Plastikler, petrol türevlerinden yapılan, biyolojik olarak kolayca parçalanmayan maddeler olduğu için çoğunluğu çöplüklerde, okyanuslarda ve farklı ortamlarda birikmektedir. Bu durum deniz ortamlarında bulunan bazı canlıların plastik parçalarını tüketmesine sebep olmaktadır. Bu konuda konuşan Üsküdar Üniversitesi Tıp Fakültesi Tıbbi Biyokimya Bölümünden Prof. Dr. Nilgün Tekkeşin, mikroplastiklerin hayatın birçok alanında yer aldığını belirtti.
Prof. Dr. Tekkeşin, kişisel bakım, kozmetik ve temizlik ürünlerinde sıklıkla kullanılan mikroplastiklerin, çevre kirliliğine önemli ölçüde katkıda bulunduğunu ifade etti. Her yıl dünya çapında 320 milyon tondan fazla plastik üretildiğini ve bu ürünlerin büyük bir çoğunluğunun tek kullanımlık ambalajlar olduğunu bildirdi.
Okyanuslarda günümüzde yaklaşık 50 trilyon plastik parça bulunduğuna dikkat çekerek, nehirlerden her yıl okyanuslara 5 milyon ton plastik taşındığını aktardı. Ayrıca plastikler, karşılaştığı doğal koşullardan ötürü küçük parçalara bölünüyor ve bu parçalar mikroplastik veya nanoplastik olarak adlandırılıyor.

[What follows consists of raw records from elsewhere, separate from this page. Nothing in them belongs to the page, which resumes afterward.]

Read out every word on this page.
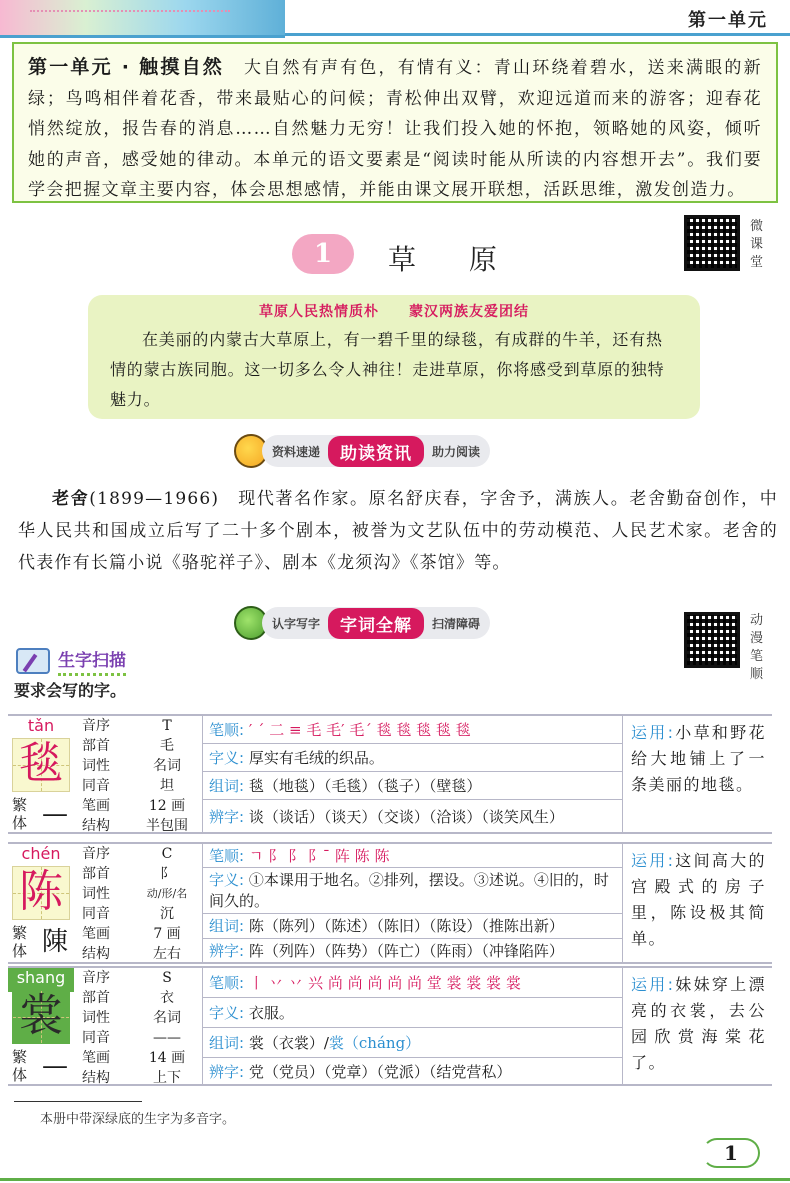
第一单元

第一单元 · 触摸自然 大自然有声有色，有情有义：青山环绕着碧水，送来满眼的新绿；鸟鸣相伴着花香，带来最贴心的问候；青松伸出双臂，欢迎远道而来的游客；迎春花悄然绽放，报告春的消息……自然魅力无穷！让我们投入她的怀抱，领略她的风姿，倾听她的声音，感受她的律动。本单元的语文要素是“阅读时能从所读的内容想开去”。我们要学会把握文章主要内容，体会思想感情，并能由课文展开联想，活跃思维，激发创造力。

微课堂
1	草 原
草原人民热情质朴　　蒙汉两族友爱团结

在美丽的内蒙古大草原上，有一碧千里的绿毯，有成群的牛羊，还有热情的蒙古族同胞。这一切多么令人神往！走进草原，你将感受到草原的独特魅力。

资料速递	助读资讯	助力阅读

老舍(1899—1966)　现代著名作家。原名舒庆春，字舍予，满族人。老舍勤奋创作，中华人民共和国成立后写了二十多个剧本，被誉为文艺队伍中的劳动模范、人民艺术家。老舍的代表作有长篇小说《骆驼祥子》、剧本《龙须沟》《茶馆》等。

认字写字	字词全解	扫清障碍	动漫笔顺
生字扫描
要求会写的字。
tǎn
毯
繁体 —
音序	T
部首	毛
词性	名词
同音	坦
笔画	12 画
结构	半包围
笔顺: ′ ˊ 二 ≡ 毛 毛′ 毛ˊ 毯 毯 毯 毯 毯
字义: 厚实有毛绒的织品。
组词: 毯（地毯）（毛毯）（毯子）（壁毯）
辨字: 谈（谈话）（谈天）（交谈）（洽谈）（谈笑风生）
运用:小草和野花给大地铺上了一条美丽的地毯。
chén
陈
繁体 陳
音序	C
部首	阝
词性	动/形/名
同音	沉
笔画	7 画
结构	左右
笔顺: ㄱ 阝 阝 阝ˉ 阵 陈 陈
字义: ①本课用于地名。②排列，摆设。③述说。④旧的，时间久的。
组词: 陈（陈列）（陈述）（陈旧）（陈设）（推陈出新）
辨字: 阵（列阵）（阵势）（阵亡）（阵雨）（冲锋陷阵）
运用:这间高大的宫殿式的房子里，陈设极其简单。
shang
裳
繁体 —
音序	S
部首	衣
词性	名词
同音	——
笔画	14 画
结构	上下
笔顺: 丨 丷 丷 兴 尚 尚 尚 尚 尚 堂 裳 裳 裳 裳
字义: 衣服。
组词: 裳（衣裳）/裳（cháng）
辨字: 党（党员）（党章）（党派）（结党营私）
运用:妹妹穿上漂亮的衣裳，去公园欣赏海棠花了。
本册中带深绿底的生字为多音字。
1
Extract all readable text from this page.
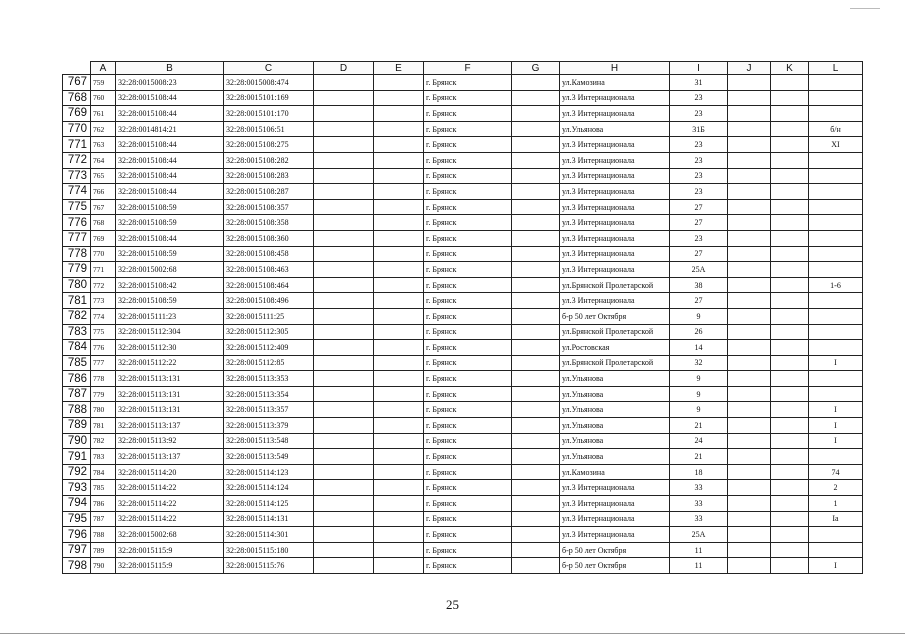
	A	B	C	D	E	F	G	H	I	J	K	L
767	759	32:28:0015008:23	32:28:0015008:474			г. Брянск		ул.Камозина	31			
768	760	32:28:0015108:44	32:28:0015101:169			г. Брянск		ул.3 Интернационала	23			
769	761	32:28:0015108:44	32:28:0015101:170			г. Брянск		ул.3 Интернационала	23			
770	762	32:28:0014814:21	32:28:0015106:51			г. Брянск		ул.Ульянова	31Б			б/н
771	763	32:28:0015108:44	32:28:0015108:275			г. Брянск		ул.3 Интернационала	23			XI
772	764	32:28:0015108:44	32:28:0015108:282			г. Брянск		ул.3 Интернационала	23			
773	765	32:28:0015108:44	32:28:0015108:283			г. Брянск		ул.3 Интернационала	23			
774	766	32:28:0015108:44	32:28:0015108:287			г. Брянск		ул.3 Интернационала	23			
775	767	32:28:0015108:59	32:28:0015108:357			г. Брянск		ул.3 Интернационала	27			
776	768	32:28:0015108:59	32:28:0015108:358			г. Брянск		ул.3 Интернационала	27			
777	769	32:28:0015108:44	32:28:0015108:360			г. Брянск		ул.3 Интернационала	23			
778	770	32:28:0015108:59	32:28:0015108:458			г. Брянск		ул.3 Интернационала	27			
779	771	32:28:0015002:68	32:28:0015108:463			г. Брянск		ул.3 Интернационала	25А			
780	772	32:28:0015108:42	32:28:0015108:464			г. Брянск		ул.Брянской Пролетарской	38			1-6
781	773	32:28:0015108:59	32:28:0015108:496			г. Брянск		ул.3 Интернационала	27			
782	774	32:28:0015111:23	32:28:0015111:25			г. Брянск		б-р 50 лет Октября	9			
783	775	32:28:0015112:304	32:28:0015112:305			г. Брянск		ул.Брянской Пролетарской	26			
784	776	32:28:0015112:30	32:28:0015112:409			г. Брянск		ул.Ростовская	14			
785	777	32:28:0015112:22	32:28:0015112:85			г. Брянск		ул.Брянской Пролетарской	32			I
786	778	32:28:0015113:131	32:28:0015113:353			г. Брянск		ул.Ульянова	9			
787	779	32:28:0015113:131	32:28:0015113:354			г. Брянск		ул.Ульянова	9			
788	780	32:28:0015113:131	32:28:0015113:357			г. Брянск		ул.Ульянова	9			I
789	781	32:28:0015113:137	32:28:0015113:379			г. Брянск		ул.Ульянова	21			I
790	782	32:28:0015113:92	32:28:0015113:548			г. Брянск		ул.Ульянова	24			I
791	783	32:28:0015113:137	32:28:0015113:549			г. Брянск		ул.Ульянова	21			
792	784	32:28:0015114:20	32:28:0015114:123			г. Брянск		ул.Камозина	18			74
793	785	32:28:0015114:22	32:28:0015114:124			г. Брянск		ул.3 Интернационала	33			2
794	786	32:28:0015114:22	32:28:0015114:125			г. Брянск		ул.3 Интернационала	33			1
795	787	32:28:0015114:22	32:28:0015114:131			г. Брянск		ул.3 Интернационала	33			Iа
796	788	32:28:0015002:68	32:28:0015114:301			г. Брянск		ул.3 Интернационала	25А			
797	789	32:28:0015115:9	32:28:0015115:180			г. Брянск		б-р 50 лет Октября	11			
798	790	32:28:0015115:9	32:28:0015115:76			г. Брянск		б-р 50 лет Октября	11			I
25
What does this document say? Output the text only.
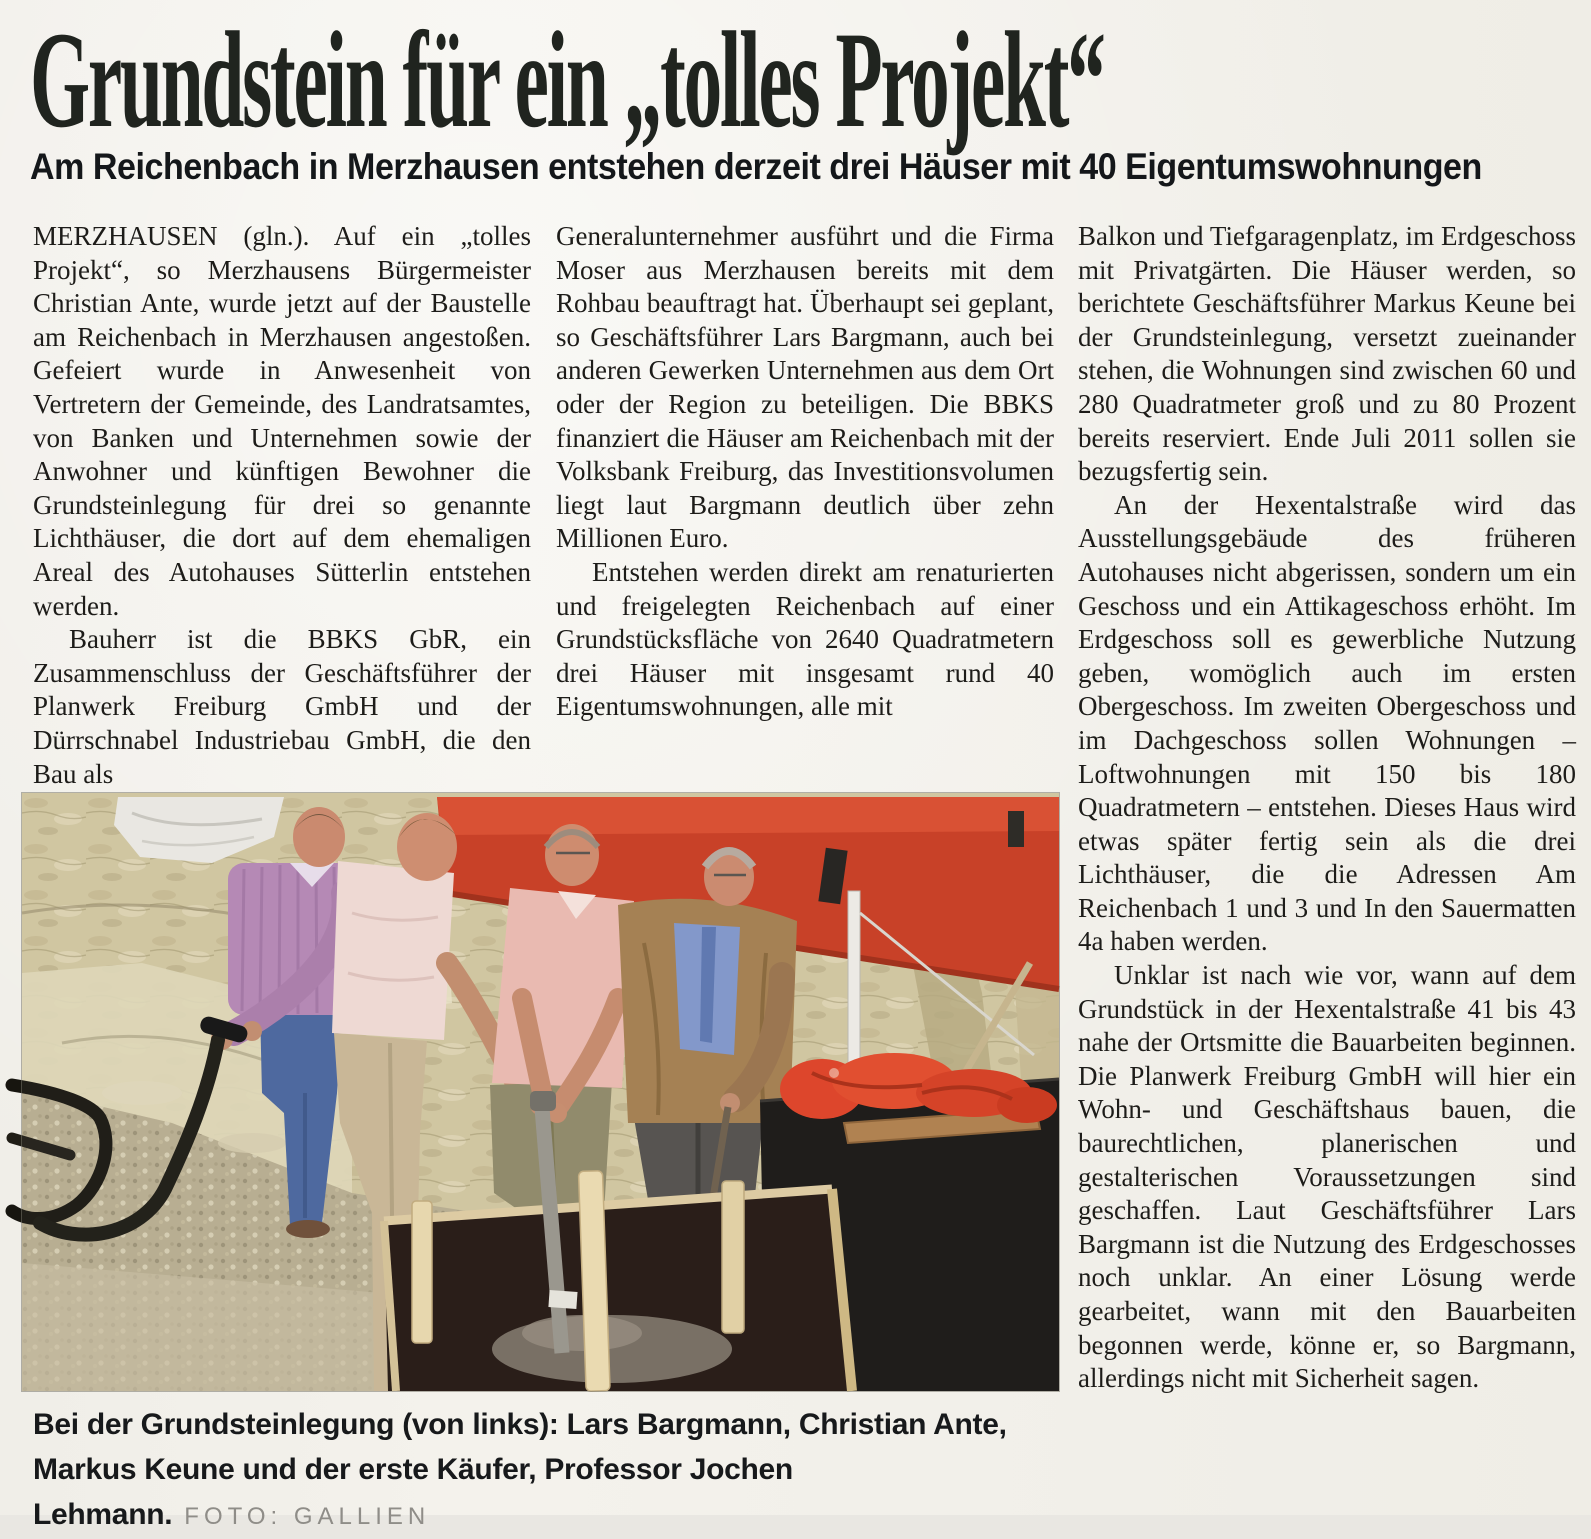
Grundstein für ein „tolles Projekt“
Am Reichenbach in Merzhausen entstehen derzeit drei Häuser mit 40 Eigentumswohnungen

MERZHAUSEN (gln.). Auf ein „tolles Projekt“, so Merzhausens Bürgermeister Christian Ante, wurde jetzt auf der Baustelle am Reichenbach in Merzhausen angestoßen. Gefeiert wurde in Anwesenheit von Vertretern der Gemeinde, des Landratsamtes, von Banken und Unternehmen sowie der Anwohner und künftigen Bewohner die Grundsteinlegung für drei so genannte Lichthäuser, die dort auf dem ehemaligen Areal des Autohauses Sütterlin entstehen werden.

Bauherr ist die BBKS GbR, ein Zusammenschluss der Geschäftsführer der Planwerk Freiburg GmbH und der Dürrschnabel Industriebau GmbH, die den Bau als

Generalunternehmer ausführt und die Firma Moser aus Merzhausen bereits mit dem Rohbau beauftragt hat. Überhaupt sei geplant, so Geschäftsführer Lars Bargmann, auch bei anderen Gewerken Unternehmen aus dem Ort oder der Region zu beteiligen. Die BBKS finanziert die Häuser am Reichenbach mit der Volksbank Freiburg, das Investitionsvolumen liegt laut Bargmann deutlich über zehn Millionen Euro.

Entstehen werden direkt am renaturierten und freigelegten Reichenbach auf einer Grundstücksfläche von 2640 Quadratmetern drei Häuser mit insgesamt rund 40 Eigentumswohnungen, alle mit

Balkon und Tiefgaragenplatz, im Erdgeschoss mit Privatgärten. Die Häuser werden, so berichtete Geschäftsführer Markus Keune bei der Grundsteinlegung, versetzt zueinander stehen, die Wohnungen sind zwischen 60 und 280 Quadratmeter groß und zu 80 Prozent bereits reserviert. Ende Juli 2011 sollen sie bezugsfertig sein.

An der Hexentalstraße wird das Ausstellungsgebäude des früheren Autohauses nicht abgerissen, sondern um ein Geschoss und ein Attikageschoss erhöht. Im Erdgeschoss soll es gewerbliche Nutzung geben, womöglich auch im ersten Obergeschoss. Im zweiten Obergeschoss und im Dachgeschoss sollen Wohnungen – Loftwohnungen mit 150 bis 180 Quadratmetern – entstehen. Dieses Haus wird etwas später fertig sein als die drei Lichthäuser, die die Adressen Am Reichenbach 1 und 3 und In den Sauermatten 4a haben werden.

Unklar ist nach wie vor, wann auf dem Grundstück in der Hexentalstraße 41 bis 43 nahe der Ortsmitte die Bauarbeiten beginnen. Die Planwerk Freiburg GmbH will hier ein Wohn- und Geschäftshaus bauen, die baurechtlichen, planerischen und gestalterischen Voraussetzungen sind geschaffen. Laut Geschäftsführer Lars Bargmann ist die Nutzung des Erdgeschosses noch unklar. An einer Lösung werde gearbeitet, wann mit den Bauarbeiten begonnen werde, könne er, so Bargmann, allerdings nicht mit Sicherheit sagen.

Bei der Grundsteinlegung (von links): Lars Bargmann, Christian Ante, Markus Keune und der erste Käufer, Professor Jochen Lehmann. FOTO: GALLIEN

Prof. Dr. Tekkeşin, mikroplastiklerin çeşitli içeceklerde, musluk ve şişe sularında, hatta sofra tuzunda bile bulunduğunu söyledi. Aynı zamanda, mikroplastikler diş macunu ve diğer kozmetik ürünlerde de kullanılıyor. Dolayısıyla, kişisel bakımdan yenilen yemeklerimize değin birçok alanda bu plastik parçalara düzenli olarak maruz kalıyoruz.
Bu durumun insana olası zararları hakkında ise Prof. Dr. Tekkeşin, mikroplastiklerin çevreden istenmeyen ve zararlı kimyasalları emebildiğini, bunun da daha fazla kimyasal maruziyetle sonuçlanabileceğini ve zehirli etkilere yol açabileceğini vurguladı.